Apple has won its appeal of a U.S. patent-infringement verdict related to a Yale University professor’s invention on how documents are displayed on a computer screen, reports “Bloomberg” (http://macte.ch/V5VGY).

Apple didn’t infringe patents owned by Mirror Worlds LLC, the U.S. Court of Appeals for the Federal Circuit in Washington saidTuesday in a ruling posted on its website. The court upheld a lower-court decision that tossed the 2010 jury verdict.

“The evidence was insufficient to support the jury’s finding of infringement for all of the asserted claims,” the appeals court wrote in today’s decision.

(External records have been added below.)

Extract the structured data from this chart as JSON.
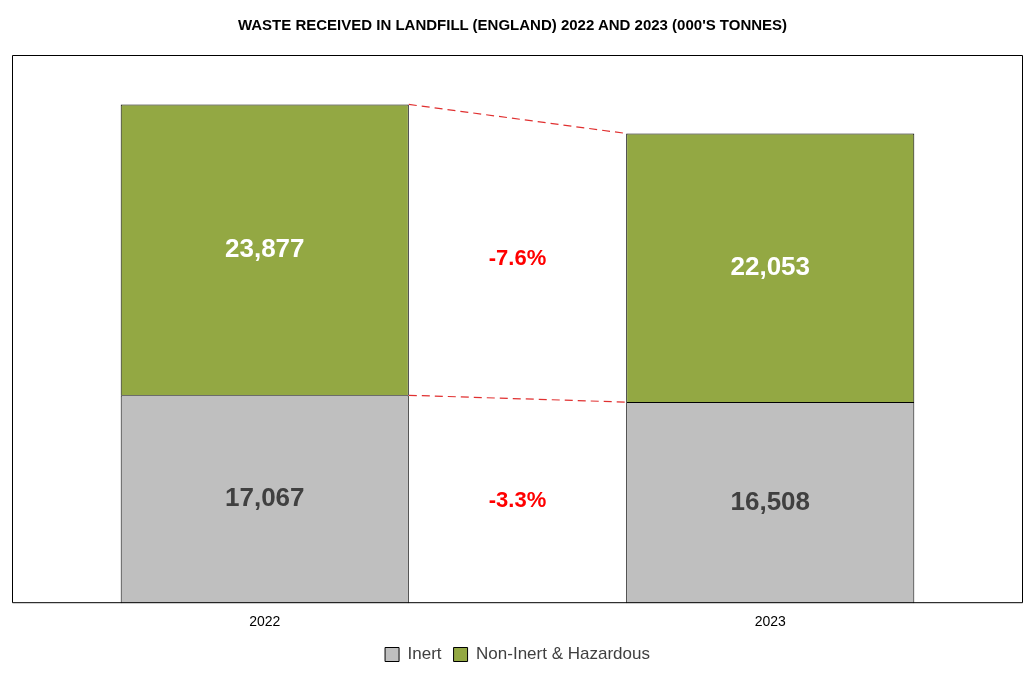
{
  "chart_data": {
    "type": "bar",
    "title": "WASTE RECEIVED IN LANDFILL (ENGLAND) 2022 AND 2023 (000'S TONNES)",
    "categories": [
      "2022",
      "2023"
    ],
    "stacked": true,
    "grid": false,
    "legend": "bottom",
    "series": [
      {
        "name": "Inert",
        "color": "#bfbfbf",
        "values": [
          17067,
          16508
        ],
        "value_labels": [
          "17,067",
          "16,508"
        ]
      },
      {
        "name": "Non-Inert & Hazardous",
        "color": "#93a843",
        "values": [
          23877,
          22053
        ],
        "value_labels": [
          "23,877",
          "22,053"
        ]
      }
    ],
    "annotations": [
      "-3.3%",
      "-7.6%"
    ]
  }
}
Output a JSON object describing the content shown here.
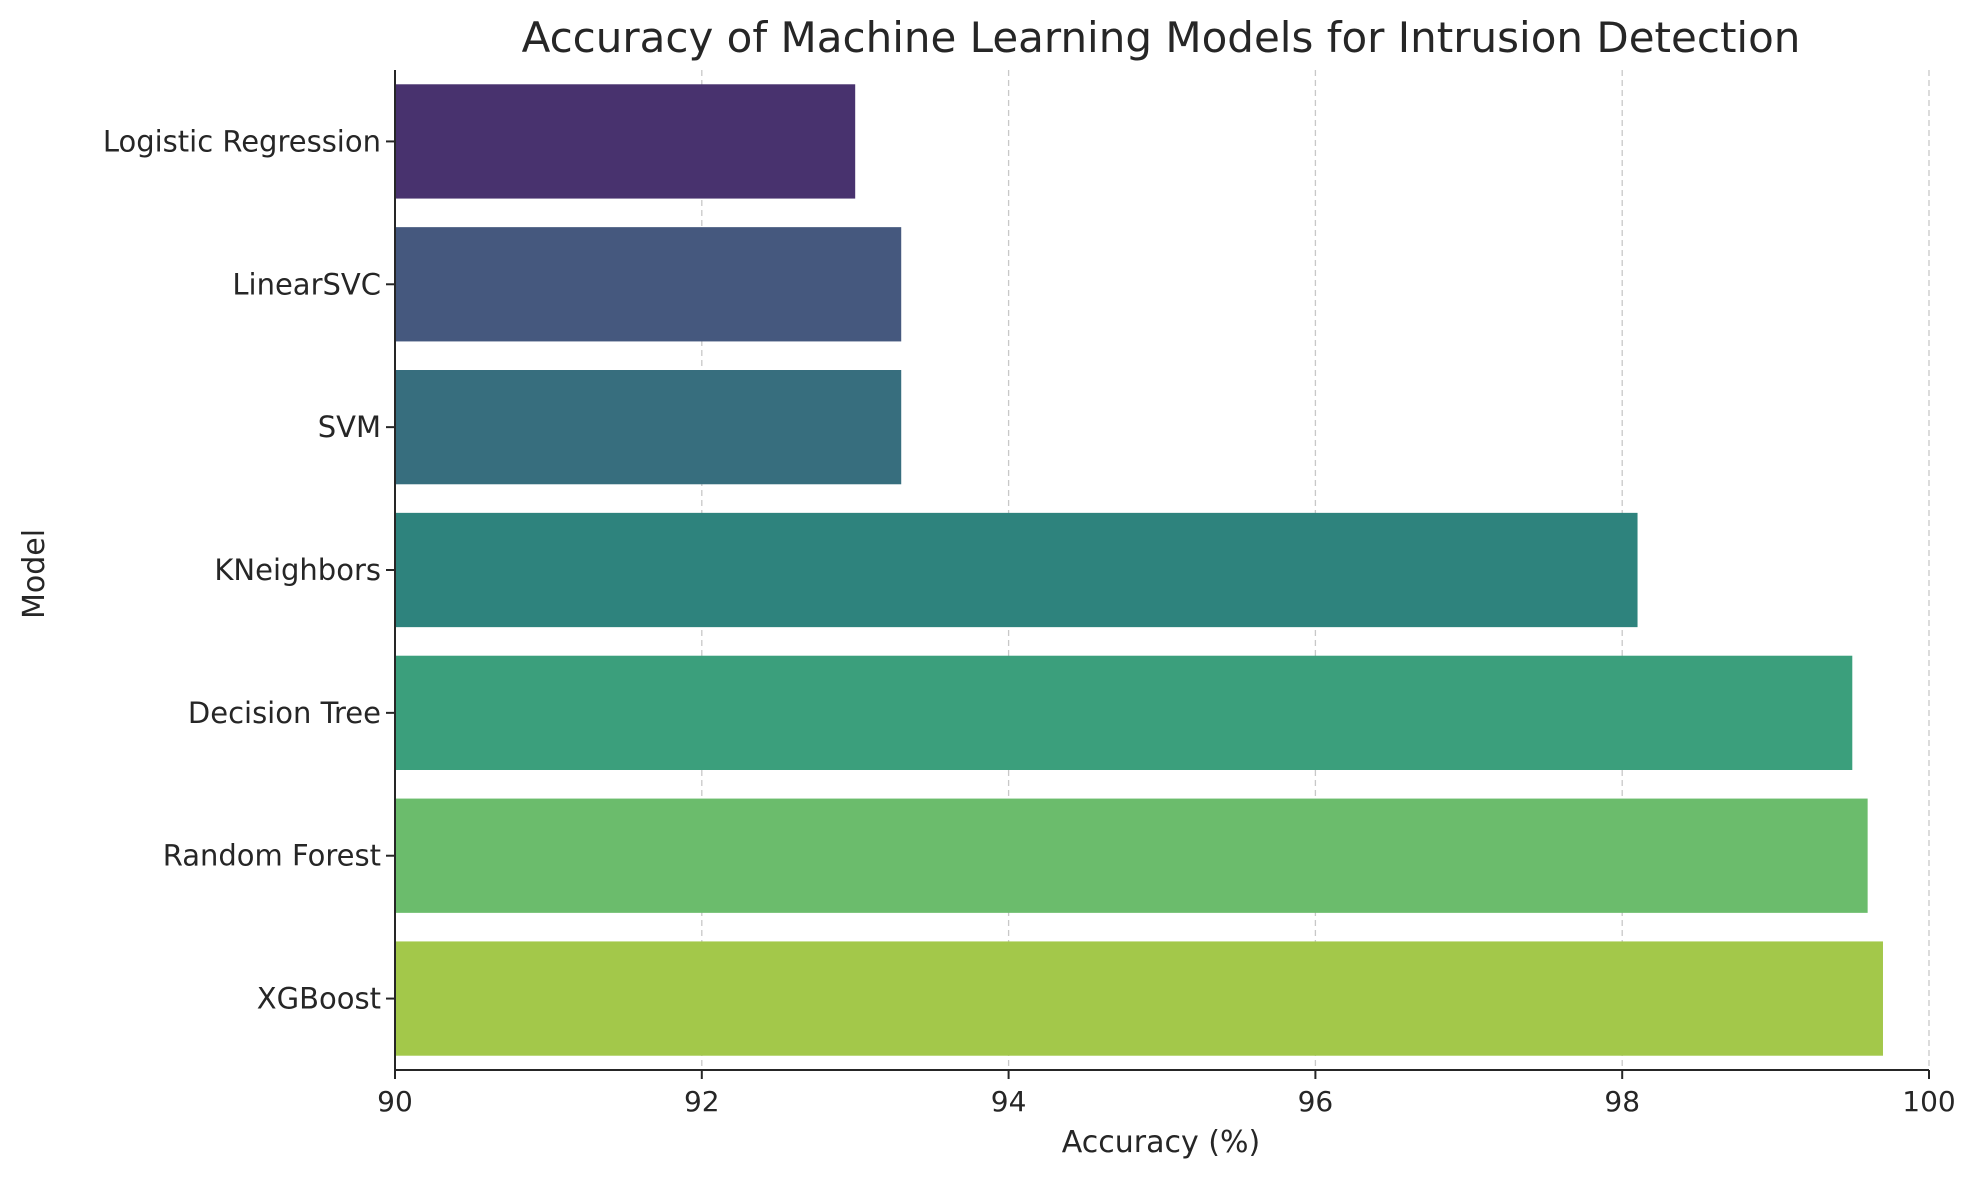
{
  "chart_data": {
    "type": "bar",
    "orientation": "horizontal",
    "title": "Accuracy of Machine Learning Models for Intrusion Detection",
    "xlabel": "Accuracy (%)",
    "ylabel": "Model",
    "xlim": [
      90,
      100
    ],
    "xticks": [
      90,
      92,
      94,
      96,
      98,
      100
    ],
    "grid": "vertical dashed",
    "categories": [
      "Logistic Regression",
      "LinearSVC",
      "SVM",
      "KNeighbors",
      "Decision Tree",
      "Random Forest",
      "XGBoost"
    ],
    "values": [
      93.0,
      93.3,
      93.3,
      98.1,
      99.5,
      99.6,
      99.7
    ],
    "colors": [
      "#48326e",
      "#45587e",
      "#376e7e",
      "#2e837d",
      "#3b9f7c",
      "#6bbc6c",
      "#a3c84a"
    ]
  }
}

In October 2011 Apple challenged a jury verdict in which the computer maker was ordered to pay as much as US$625.5 million to Mirror Worlds for infringing patents related to how documents are displayed digitally. Apple asked U.S. District Judge Leonard Davis for an emergency stay of the Oct. 1 verdict, saying there are outstanding issues on two of the three patents.

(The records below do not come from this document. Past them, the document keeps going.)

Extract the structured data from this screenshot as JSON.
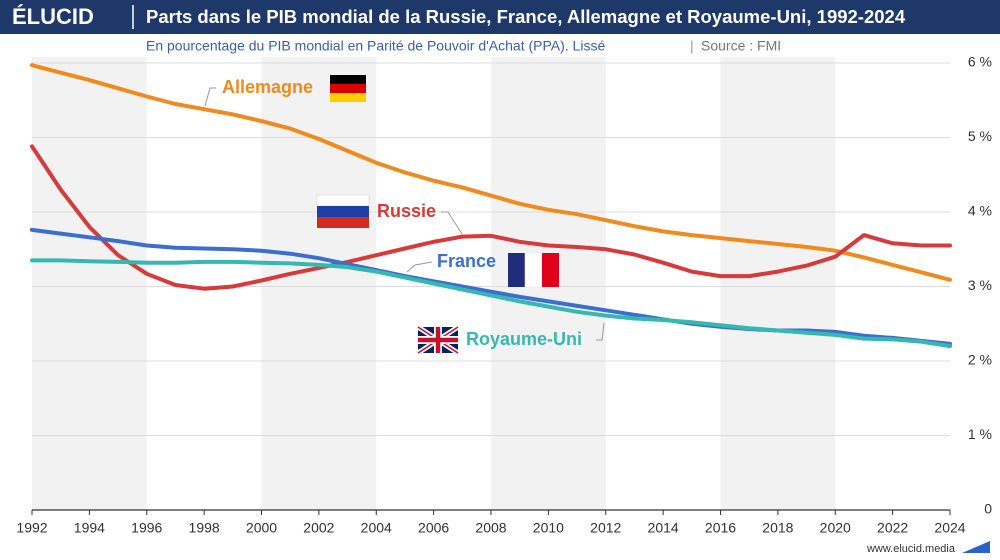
{
  "brand": "ÉLUCID",
  "footer": "www.elucid.media",
  "chart_data": {
    "type": "line",
    "title": "Parts dans le PIB mondial de la Russie, France, Allemagne et Royaume-Uni, 1992-2024",
    "subtitle": "En pourcentage du PIB mondial en Parité de Pouvoir d'Achat (PPA). Lissé",
    "source": "Source : FMI",
    "x": [
      1992,
      1993,
      1994,
      1995,
      1996,
      1997,
      1998,
      1999,
      2000,
      2001,
      2002,
      2003,
      2004,
      2005,
      2006,
      2007,
      2008,
      2009,
      2010,
      2011,
      2012,
      2013,
      2014,
      2015,
      2016,
      2017,
      2018,
      2019,
      2020,
      2021,
      2022,
      2023,
      2024
    ],
    "xlim": [
      1992,
      2024
    ],
    "xticks": [
      1992,
      1994,
      1996,
      1998,
      2000,
      2002,
      2004,
      2006,
      2008,
      2010,
      2012,
      2014,
      2016,
      2018,
      2020,
      2022,
      2024
    ],
    "ylim": [
      0,
      6
    ],
    "yticks": [
      0,
      {
        "value": 1,
        "label": "1 %"
      },
      {
        "value": 2,
        "label": "2 %"
      },
      {
        "value": 3,
        "label": "3 %"
      },
      {
        "value": 4,
        "label": "4 %"
      },
      {
        "value": 5,
        "label": "5 %"
      },
      {
        "value": 6,
        "label": "6 %"
      }
    ],
    "grid": true,
    "series": [
      {
        "name": "Allemagne",
        "color": "#f08a1e",
        "values": [
          5.97,
          5.87,
          5.77,
          5.66,
          5.55,
          5.45,
          5.38,
          5.31,
          5.22,
          5.12,
          4.98,
          4.82,
          4.66,
          4.53,
          4.42,
          4.33,
          4.22,
          4.11,
          4.03,
          3.97,
          3.89,
          3.81,
          3.74,
          3.69,
          3.65,
          3.61,
          3.57,
          3.53,
          3.48,
          3.39,
          3.29,
          3.19,
          3.09
        ]
      },
      {
        "name": "Russie",
        "color": "#d63a3a",
        "values": [
          4.88,
          4.3,
          3.8,
          3.42,
          3.17,
          3.02,
          2.97,
          3.0,
          3.08,
          3.17,
          3.25,
          3.33,
          3.42,
          3.51,
          3.6,
          3.67,
          3.68,
          3.6,
          3.55,
          3.53,
          3.5,
          3.43,
          3.32,
          3.2,
          3.14,
          3.14,
          3.2,
          3.28,
          3.4,
          3.69,
          3.58,
          3.55,
          3.55
        ]
      },
      {
        "name": "France",
        "color": "#3a6fd0",
        "values": [
          3.76,
          3.71,
          3.66,
          3.61,
          3.55,
          3.52,
          3.51,
          3.5,
          3.48,
          3.44,
          3.38,
          3.3,
          3.22,
          3.14,
          3.07,
          3.0,
          2.93,
          2.86,
          2.8,
          2.74,
          2.68,
          2.62,
          2.56,
          2.5,
          2.46,
          2.43,
          2.41,
          2.41,
          2.39,
          2.34,
          2.31,
          2.27,
          2.23
        ]
      },
      {
        "name": "Royaume-Uni",
        "color": "#35b8b0",
        "values": [
          3.35,
          3.35,
          3.34,
          3.33,
          3.32,
          3.32,
          3.33,
          3.33,
          3.32,
          3.31,
          3.29,
          3.26,
          3.2,
          3.12,
          3.04,
          2.96,
          2.88,
          2.8,
          2.73,
          2.66,
          2.61,
          2.57,
          2.55,
          2.52,
          2.48,
          2.44,
          2.41,
          2.38,
          2.35,
          2.3,
          2.29,
          2.26,
          2.2
        ]
      }
    ]
  }
}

Apple said patent owner Mirror Worlds would also be “triple dipping” if it were able to collect $208.5 million on each of the patents. Apple had been ordered by a jury to pay damages to Mirror Worlds for infringing patents related to how documents are displayed on a computer screen. The federal jury in Tyler, Texas, awarded $208.5 million in damages for each of the patents infringed.

In 2008 Mirror Worlds Technologies, a Texas based company, accused Apple of violating four distinct but related patents that touch on creating “streams” of documents that are automatically sorted according to time stamps, including future dates assigned to calendars and other reminders. The company said that just about all of Apple’s product line infringes on a system for organizing data by time, “but draws its closest connection with the Time Machine backup feature in Mac OS X Leopard.”